The functional connectivity between thalamic medio-dorsal nucleus (MD) and cortical regions, especially the dorsolateral prefrontal cortex (DLPFC), is implicated in attentional processing and is anomalous in schizophrenia, a brain disease associated with polygenic risk and attentional deficits. However, the molecular and genetic underpinnings of thalamic connectivity anomalies are unclear. Given that gene co-expression across brain areas promotes synchronous interregional activity, our aim was to investigate whether coordinated expression of genes relevant to schizophrenia in MD and DLPFC may reflect thalamic connectivity anomalies in an attention-related network including the DLPFC. With this aim, we identified in datasets of post-mortem prefrontal mRNA expression from healthy controls a gene module with robust overrepresentation of genes with coordinated MD-DLPFC expression and enriched for schizophrenia genes according to the largest genome-wide association study to date.
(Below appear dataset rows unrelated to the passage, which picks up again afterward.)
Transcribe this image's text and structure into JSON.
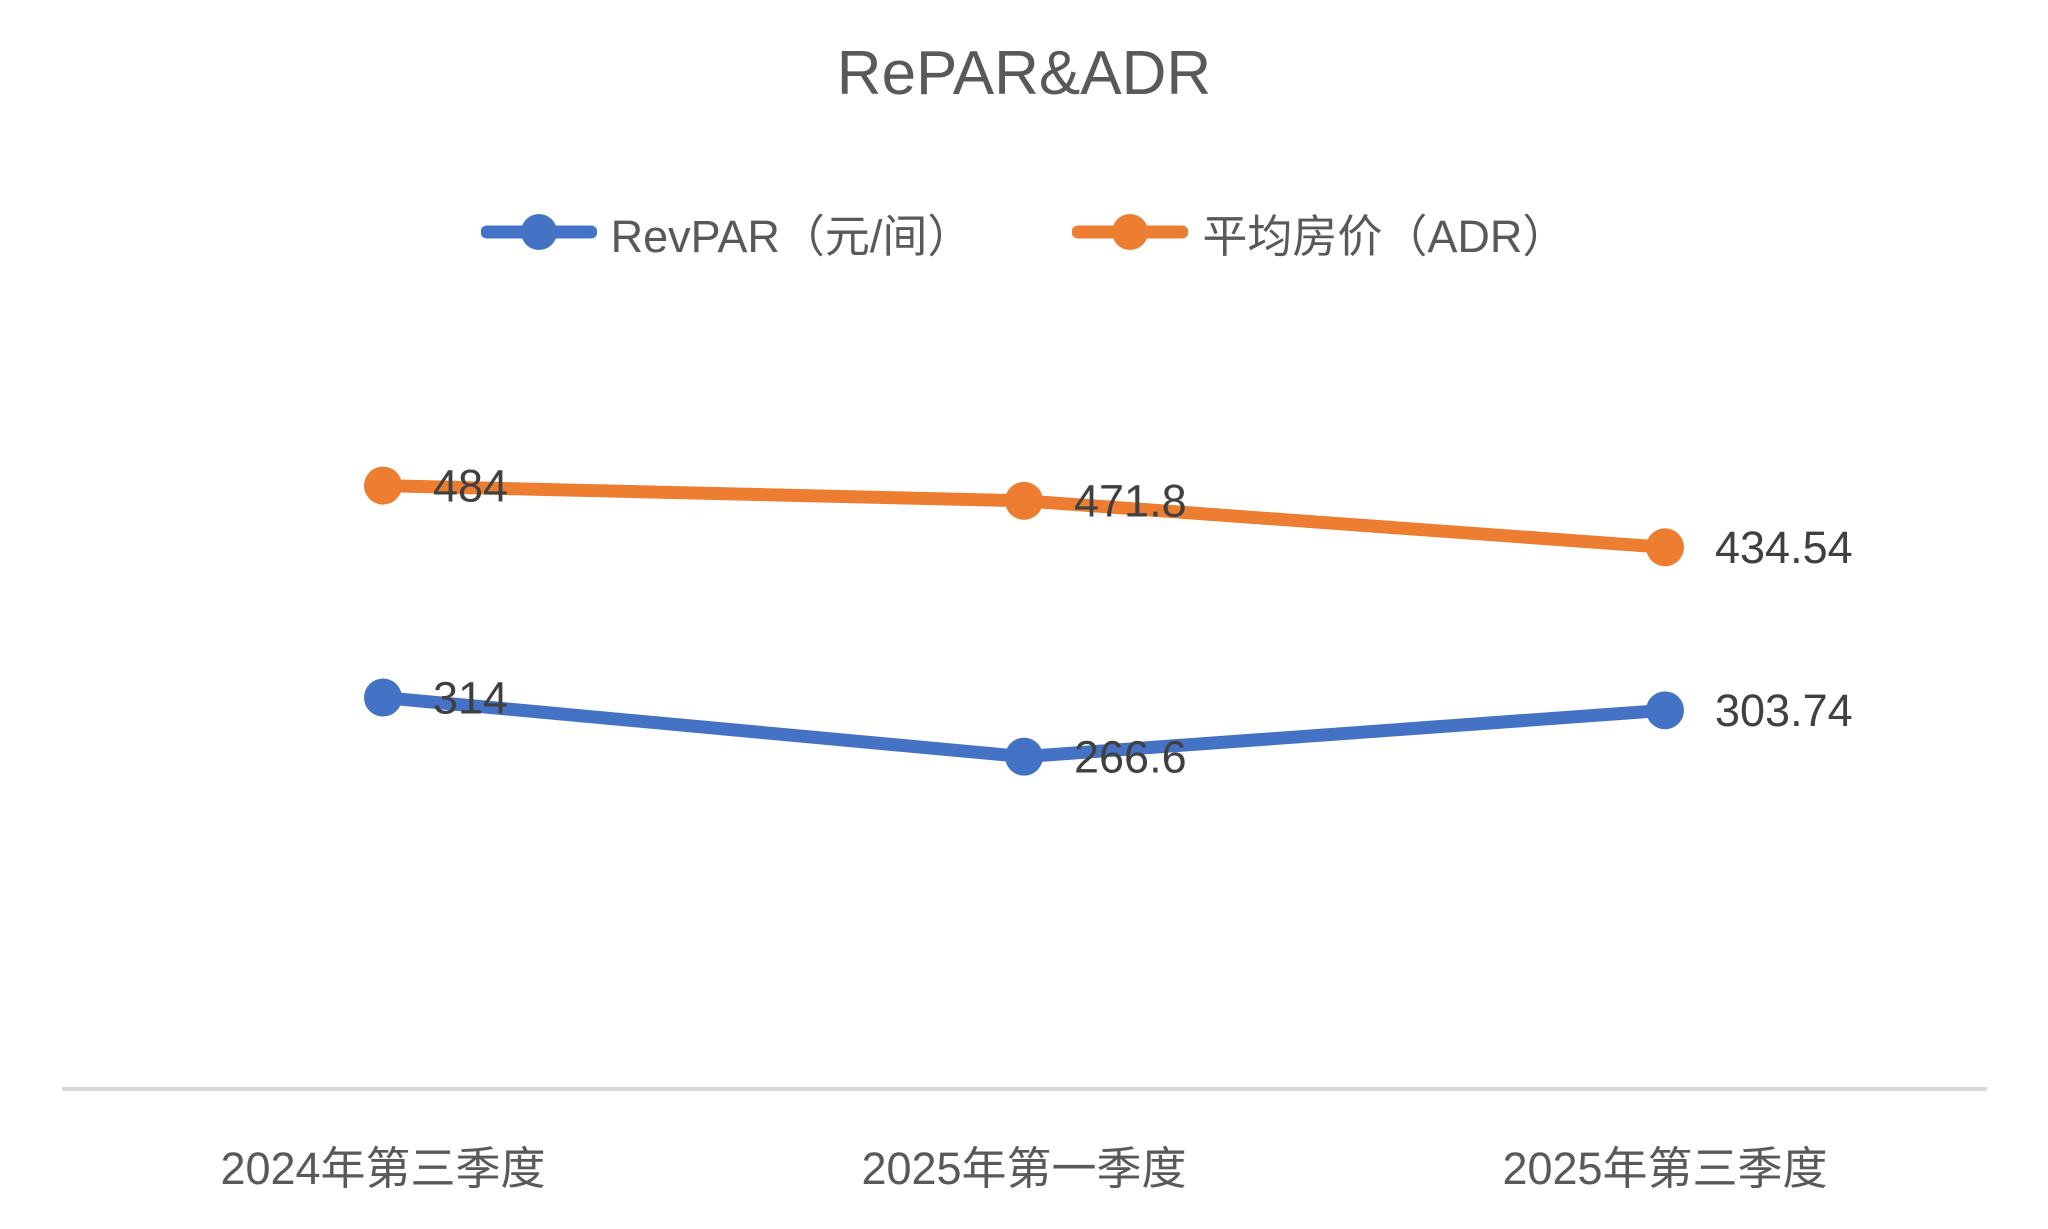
{
  "chart_data": {
    "type": "line",
    "title": "RePAR&ADR",
    "categories": [
      "2024年第三季度",
      "2025年第一季度",
      "2025年第三季度"
    ],
    "series": [
      {
        "name": "RevPAR（元/间）",
        "color": "#4472C4",
        "values": [
          314,
          266.6,
          303.74
        ],
        "labels": [
          "314",
          "266.6",
          "303.74"
        ]
      },
      {
        "name": "平均房价（ADR）",
        "color": "#ED7D31",
        "values": [
          484,
          471.8,
          434.54
        ],
        "labels": [
          "484",
          "471.8",
          "434.54"
        ]
      }
    ],
    "xlabel": "",
    "ylabel": "",
    "ylim": [
      0,
      600
    ],
    "grid": false,
    "legend_position": "top",
    "data_labels": true,
    "axis_line_color": "#D9D9D9",
    "text_color": "#595959",
    "data_label_color": "#404040",
    "background_color": "#FFFFFF"
  }
}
To link this gene cluster with imaging phenotypes, we computed a Polygenic Co-Expression Index (PCI) combining single-nucleotide polymorphisms predicting module co-expression. Finally, we investigated the association between PCI and thalamic functional connectivity during attention through fMRI Independent Component Analysis in 265 healthy participants. We found that PCI was positively associated with connectivity strength of a thalamic region overlapping with the MD within an attention brain circuit. These findings identify a novel association between schizophrenia-related genes and thalamic functional connectivity. Furthermore, they highlight the association between gene expression co-regulation and brain connectivity, such that genes with coordinated MD-DLPFC expression are associated with coordinated activity between the same brain regions. We suggest that gene co-expression is a plausible mechanism underlying biological phenotypes of schizophrenia.